Meinung

Die große Panzerlüge

Es gibt Dinge, die man einer Regierung nicht durchgehen lassen dürfte. Lügen an entscheidenden Punkten beispielsweise. Nicht genug, dass Habeck immer Wirtschaftsmärchen erzählt. Auch in der ganzen Debatte zu den Panzern wurde gelogen.
Die große PanzerlügeQuelle: www.globallookpress.com © IMAGO/Florian Gaertner/photothek

Von Dagmar Henn

Hat Verteidigungsminister Boris Pistorius nicht nachgedacht, ist ihm das nur herausgerutscht oder geht er schlicht davon aus, dass das in Deutschland ohnehin niemand in den Mainstreammedien aufgreifen wird? Der Satz von Außenministerin Baerbock "Wir kämpfen einen Krieg gegen Russland" hat ja auch niemanden gestört... Einzig die Berliner Zeitung verlor ein kritisches Wort darüber.

Ende März sollen nach Aussage von Pistorius die Leopard 2 A6 der Bundeswehr an die Ukraine geliefert werden. Das ist in gerade einmal zwei Monaten. Diese Aussage belegt, dass die Bundesregierung die Bevölkerung und die Medien an einem entscheidenden Punkt belogen hat. Denn in zwei Monaten bildet man niemanden aus, diesen Panzer zu gebrauchen.

Nun gibt es zwei Varianten der Lüge. Die etwas Harmlosere würde besagen, dass die Ausbildung ukrainischer Panzerbesatzungen bereits seit Monaten im Gang ist, ohne dass die Öffentlichkeit darüber informiert wurde. Da wäre es natürlich interessant zu wissen, seit wie vielen Monaten. Um das zu erzielen, was Bundeskanzler Olaf Scholz gestern als Ziel benannt hat, ein "Bataillon auf einem hohen Kampfniveau", hätte diese Ausbildung vor über einem Jahr beginnen müssen. Das würde erklären, warum es geheimgehalten wurde (immerhin würde das das Mantra vom "nicht gerechtfertigten russischen Angriffskrieg" endgültig entsorgen), und von ziemlicher Verachtung demokratischer Prozesse zeugen, aber es würde sich zumindest nicht um eine direkte deutsche Beteiligung handeln.

Um ein Beispiel zu liefern, warum diese Ausbildung so früh hätte begonnen werden müssen: Die US-Panzerbewaffnungen, die im Irak-Krieg eingesetzt wurden, hatten zuvor ein Jahr lang nur das Gefecht verbundener Waffen mit ihren Panzern geübt. Ein Jahr, nachdem sie bereits die Bedienung des Panzers selbst beherrschten.
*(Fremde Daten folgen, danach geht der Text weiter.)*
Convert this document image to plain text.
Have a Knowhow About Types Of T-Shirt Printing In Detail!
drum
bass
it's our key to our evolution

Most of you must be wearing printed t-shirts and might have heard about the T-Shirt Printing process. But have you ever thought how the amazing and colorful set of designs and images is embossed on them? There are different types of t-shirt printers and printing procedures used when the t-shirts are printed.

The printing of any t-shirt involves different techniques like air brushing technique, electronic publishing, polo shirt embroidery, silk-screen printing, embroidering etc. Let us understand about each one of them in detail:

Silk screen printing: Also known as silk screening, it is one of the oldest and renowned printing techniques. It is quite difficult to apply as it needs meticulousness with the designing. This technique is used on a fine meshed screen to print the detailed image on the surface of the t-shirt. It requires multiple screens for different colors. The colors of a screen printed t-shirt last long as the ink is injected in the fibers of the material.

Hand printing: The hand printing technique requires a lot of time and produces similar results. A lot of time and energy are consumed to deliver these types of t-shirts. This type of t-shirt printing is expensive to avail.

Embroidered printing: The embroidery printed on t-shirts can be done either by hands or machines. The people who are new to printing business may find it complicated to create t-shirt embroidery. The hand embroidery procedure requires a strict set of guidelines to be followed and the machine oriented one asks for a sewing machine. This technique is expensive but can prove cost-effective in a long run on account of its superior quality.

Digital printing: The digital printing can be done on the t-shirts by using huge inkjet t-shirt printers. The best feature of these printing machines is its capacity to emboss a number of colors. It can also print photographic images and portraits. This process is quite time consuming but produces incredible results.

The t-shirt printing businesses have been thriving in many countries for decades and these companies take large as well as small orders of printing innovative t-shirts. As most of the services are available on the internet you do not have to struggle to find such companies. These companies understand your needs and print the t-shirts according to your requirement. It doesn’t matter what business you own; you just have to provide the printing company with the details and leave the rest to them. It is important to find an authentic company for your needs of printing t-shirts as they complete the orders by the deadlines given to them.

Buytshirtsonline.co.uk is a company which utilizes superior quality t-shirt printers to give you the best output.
Bei Brian Berletic kann man sich eine sehr gründliche Beschreibung davon anhören. Schon die grundlegende Ausbildung davor dauert mindestens ein halbes Jahr, für die Besatzung.

Und es nützt überhaupt nichts, wenn diese Besatzung davor einen sowjetischen T-72 gefahren hat. Das beginnt schon damit, dass der T-72 wie alle sowjetischen Panzer eine Ladeautomatik hat und daher mit nur drei Mann Besatzung fährt, der Leopard 2 wie alle westlichen Panzer aber manuell geladen wird und vier Mann Besatzung hat. Die sich nach Möglichkeit nicht im Weg stehen sollte. Im Gegenteil. Bereits eingeschliffene Routinen, die nicht passen, machen es eher schwerer. Man kann so etwas sehr schnell erleben, wenn man mit zehn Fingern tippt und plötzlich eine englische statt einer deutschen Tastatur benutzen muss. Jeder Reflex, der sonst die Arbeit schnell macht, produziert auf einmal einen zusätzlichen Fehler. Nur, dass die Konsequenzen eines solchen Fehlers in einem Panzer eine völlig andere Qualität haben.

Und damit kommen wir zur zweiten Variante der Lüge. Die hätte zur Folge, dass die Panzer eben nicht als blankes Gerät geliefert werden, sondern samt Besatzung. Mit jedem Panzer drei NATO-Soldaten; und da die Version Leopard 2 A6 bei weitem nicht so verbreitet ist wie die Variante A4 und die besonders willigen Polen sie nicht besitzen, ist die Wahrscheinlichkeit hoch, dass es sich dabei um deutsche NATO-Soldaten handelt.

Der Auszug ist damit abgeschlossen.